Musical chairs bankrupts company

Australia | Sunday, December 5th, 2004

A marginal Grafton company was forced into bankruptcy after a staff member stole a colleague’s office chair, causing a chain reaction of chair reshuffling that saw productivity plummet to zero.

“I just wanted a comfortable and ergonomically sound workstation,” said Maurice Finkel, the shipping clerk blamed for the liquidation of RePong, a boutique refurbisher of ping-pong racquets.

RePong managing director Jasper Zipf said the company had just won a small contract from Table Tennis NSW (Northern Rivers Conference) to handle a full season of refits and this would have kept the company afloat.

“But this disruption knocked us for six. It’s a time-critical business and we have to get our shipments out and our bills paid promptly.

“When Cheryl came back to the office and found Maurice had taken her chair, she took Raylene’s because Raylene was at lunch and then Raylene came back from lunch and went to the billing department and took Peter’s.

“Pretty soon this had spread throughout all departments of the business until it reached my office and a whole day’s production was down the creek.

“You’ve seen how quick these ping-pong people react at the table. They are lightning fast and that is reflected in their purchasing decisions. When we weren’t able to deliver on time they wiped us.”

Mr Zipf denied staff accusations that the company could have avoided the disaster by strategically re-investing profits in better office furniture, even some reasonable secondhand stuff.

“We acknowledge that the gas lift was stuffed on most of the chairs and the upholstery was the vinyl stuff that sticks to the backs of your legs when you’re hot and sweaty,” he said.

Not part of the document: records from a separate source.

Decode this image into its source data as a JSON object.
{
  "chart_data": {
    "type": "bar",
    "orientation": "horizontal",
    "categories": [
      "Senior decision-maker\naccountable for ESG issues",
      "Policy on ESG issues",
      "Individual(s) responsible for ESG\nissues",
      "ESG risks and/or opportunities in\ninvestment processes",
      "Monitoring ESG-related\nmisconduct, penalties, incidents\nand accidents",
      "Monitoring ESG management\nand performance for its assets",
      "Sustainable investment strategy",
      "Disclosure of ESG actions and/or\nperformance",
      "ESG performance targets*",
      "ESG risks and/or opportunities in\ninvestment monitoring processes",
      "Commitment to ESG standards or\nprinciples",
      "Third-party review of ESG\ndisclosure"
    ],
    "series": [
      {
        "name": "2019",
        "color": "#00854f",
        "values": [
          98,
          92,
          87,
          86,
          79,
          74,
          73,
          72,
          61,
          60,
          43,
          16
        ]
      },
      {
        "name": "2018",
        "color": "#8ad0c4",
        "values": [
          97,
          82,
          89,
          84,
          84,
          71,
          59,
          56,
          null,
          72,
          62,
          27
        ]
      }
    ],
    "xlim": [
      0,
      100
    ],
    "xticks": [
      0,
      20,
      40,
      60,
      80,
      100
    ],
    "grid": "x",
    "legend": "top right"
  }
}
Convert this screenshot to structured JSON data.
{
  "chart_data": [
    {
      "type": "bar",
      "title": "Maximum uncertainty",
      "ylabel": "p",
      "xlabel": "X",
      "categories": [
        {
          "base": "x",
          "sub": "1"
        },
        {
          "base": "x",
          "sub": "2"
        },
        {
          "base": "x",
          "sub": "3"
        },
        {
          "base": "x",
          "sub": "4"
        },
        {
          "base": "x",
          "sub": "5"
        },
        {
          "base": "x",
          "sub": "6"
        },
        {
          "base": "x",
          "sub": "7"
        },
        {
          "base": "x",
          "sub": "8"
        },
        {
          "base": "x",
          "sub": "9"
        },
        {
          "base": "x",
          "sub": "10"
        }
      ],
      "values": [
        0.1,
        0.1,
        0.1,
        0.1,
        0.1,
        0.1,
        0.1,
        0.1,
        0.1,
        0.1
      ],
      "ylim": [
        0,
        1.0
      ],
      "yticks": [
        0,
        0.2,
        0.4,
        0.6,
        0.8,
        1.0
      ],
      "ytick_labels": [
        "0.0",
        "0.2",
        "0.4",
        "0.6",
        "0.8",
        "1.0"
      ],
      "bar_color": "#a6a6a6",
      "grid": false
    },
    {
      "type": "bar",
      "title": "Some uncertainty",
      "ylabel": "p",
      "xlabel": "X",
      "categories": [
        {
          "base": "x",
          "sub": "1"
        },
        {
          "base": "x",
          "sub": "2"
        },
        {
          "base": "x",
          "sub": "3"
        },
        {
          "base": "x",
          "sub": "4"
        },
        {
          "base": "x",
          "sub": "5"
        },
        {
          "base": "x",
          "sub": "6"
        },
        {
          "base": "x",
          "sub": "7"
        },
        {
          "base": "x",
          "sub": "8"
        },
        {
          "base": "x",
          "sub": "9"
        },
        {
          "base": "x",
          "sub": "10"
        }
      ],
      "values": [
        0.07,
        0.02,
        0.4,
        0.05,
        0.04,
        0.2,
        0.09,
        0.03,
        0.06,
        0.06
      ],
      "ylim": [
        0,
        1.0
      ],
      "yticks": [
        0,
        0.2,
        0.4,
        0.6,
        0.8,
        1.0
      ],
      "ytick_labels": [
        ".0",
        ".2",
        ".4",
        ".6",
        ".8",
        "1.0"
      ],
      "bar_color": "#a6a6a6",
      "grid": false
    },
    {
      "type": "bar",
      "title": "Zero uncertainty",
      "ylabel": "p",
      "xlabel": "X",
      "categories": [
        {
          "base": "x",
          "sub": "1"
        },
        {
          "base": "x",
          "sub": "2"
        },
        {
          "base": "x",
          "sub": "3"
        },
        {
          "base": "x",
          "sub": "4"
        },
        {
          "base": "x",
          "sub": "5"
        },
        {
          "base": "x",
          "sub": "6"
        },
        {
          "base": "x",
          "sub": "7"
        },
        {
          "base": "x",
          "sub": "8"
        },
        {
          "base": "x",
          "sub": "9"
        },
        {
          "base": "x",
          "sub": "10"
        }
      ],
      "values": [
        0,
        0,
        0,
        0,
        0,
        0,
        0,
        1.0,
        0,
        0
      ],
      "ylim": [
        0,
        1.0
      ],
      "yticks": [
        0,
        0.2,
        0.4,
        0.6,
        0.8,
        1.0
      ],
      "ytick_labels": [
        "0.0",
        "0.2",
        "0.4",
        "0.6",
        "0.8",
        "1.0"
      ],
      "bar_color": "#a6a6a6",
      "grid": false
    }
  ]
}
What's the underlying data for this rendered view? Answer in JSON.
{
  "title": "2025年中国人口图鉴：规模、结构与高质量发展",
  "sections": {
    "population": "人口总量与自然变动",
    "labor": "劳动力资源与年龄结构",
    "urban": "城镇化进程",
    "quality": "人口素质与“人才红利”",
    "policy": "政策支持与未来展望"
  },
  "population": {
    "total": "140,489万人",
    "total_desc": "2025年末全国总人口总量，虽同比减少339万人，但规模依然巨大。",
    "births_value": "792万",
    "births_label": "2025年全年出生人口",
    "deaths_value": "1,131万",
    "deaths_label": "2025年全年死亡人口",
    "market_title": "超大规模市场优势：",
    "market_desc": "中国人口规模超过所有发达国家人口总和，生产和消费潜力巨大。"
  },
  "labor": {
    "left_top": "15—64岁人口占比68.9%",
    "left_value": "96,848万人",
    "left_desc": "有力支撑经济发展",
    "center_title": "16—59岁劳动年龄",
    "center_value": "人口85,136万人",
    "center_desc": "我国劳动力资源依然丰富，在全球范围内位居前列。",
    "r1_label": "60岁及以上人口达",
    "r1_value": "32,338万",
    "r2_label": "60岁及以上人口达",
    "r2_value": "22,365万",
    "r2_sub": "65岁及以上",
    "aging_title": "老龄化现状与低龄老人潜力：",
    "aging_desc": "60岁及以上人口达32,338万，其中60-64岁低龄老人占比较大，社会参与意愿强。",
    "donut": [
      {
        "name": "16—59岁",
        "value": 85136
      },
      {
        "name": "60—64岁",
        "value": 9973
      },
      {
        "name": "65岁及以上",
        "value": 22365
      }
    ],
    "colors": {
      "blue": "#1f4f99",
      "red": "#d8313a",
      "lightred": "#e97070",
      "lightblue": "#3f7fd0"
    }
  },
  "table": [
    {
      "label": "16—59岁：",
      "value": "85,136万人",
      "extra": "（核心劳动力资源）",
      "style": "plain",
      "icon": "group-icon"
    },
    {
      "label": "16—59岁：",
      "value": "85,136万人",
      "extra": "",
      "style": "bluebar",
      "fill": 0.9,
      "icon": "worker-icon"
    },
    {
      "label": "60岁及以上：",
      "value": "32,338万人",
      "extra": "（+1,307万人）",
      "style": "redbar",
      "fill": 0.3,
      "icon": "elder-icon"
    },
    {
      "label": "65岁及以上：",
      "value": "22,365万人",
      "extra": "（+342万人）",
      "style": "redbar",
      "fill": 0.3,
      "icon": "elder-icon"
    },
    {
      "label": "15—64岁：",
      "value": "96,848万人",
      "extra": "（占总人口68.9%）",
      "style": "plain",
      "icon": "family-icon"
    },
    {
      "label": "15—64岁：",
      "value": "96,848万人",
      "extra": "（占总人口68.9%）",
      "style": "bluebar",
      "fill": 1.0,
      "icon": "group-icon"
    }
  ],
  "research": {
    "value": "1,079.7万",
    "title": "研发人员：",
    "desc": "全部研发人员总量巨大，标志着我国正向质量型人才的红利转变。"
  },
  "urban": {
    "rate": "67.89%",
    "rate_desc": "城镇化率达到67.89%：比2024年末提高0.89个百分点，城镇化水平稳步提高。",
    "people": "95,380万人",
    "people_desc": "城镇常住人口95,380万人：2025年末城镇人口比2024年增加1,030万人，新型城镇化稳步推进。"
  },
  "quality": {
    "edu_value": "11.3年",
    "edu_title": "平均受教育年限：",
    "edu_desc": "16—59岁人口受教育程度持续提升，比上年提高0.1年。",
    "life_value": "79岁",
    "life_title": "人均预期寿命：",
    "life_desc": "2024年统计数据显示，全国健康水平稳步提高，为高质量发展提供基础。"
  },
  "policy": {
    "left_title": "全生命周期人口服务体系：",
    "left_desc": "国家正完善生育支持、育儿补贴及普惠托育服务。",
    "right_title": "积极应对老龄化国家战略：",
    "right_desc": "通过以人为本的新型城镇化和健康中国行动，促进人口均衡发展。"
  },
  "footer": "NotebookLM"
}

“And we are short one chair, which is why you had this chain reaction. In the end I ended up with no bloody chair and no bloody company.”

But staff members’ unwillingness to wait until the company could afford a new chair had bitten them in the bum, he said.

“Now they’ve got no jobs and I’ve got the arse out of my pants.”

He said even if the company could rebuild it could face problems recruiting skilled staff as current workers left the industry. “It’s tricky work gluing that green rubbery matting to the face of the racquet without getting your fingers stuck, and using just enough glue but not too much so it doesn’t squeeze out the sides everywhere. I’m buggered if I know how they manage it,” he said.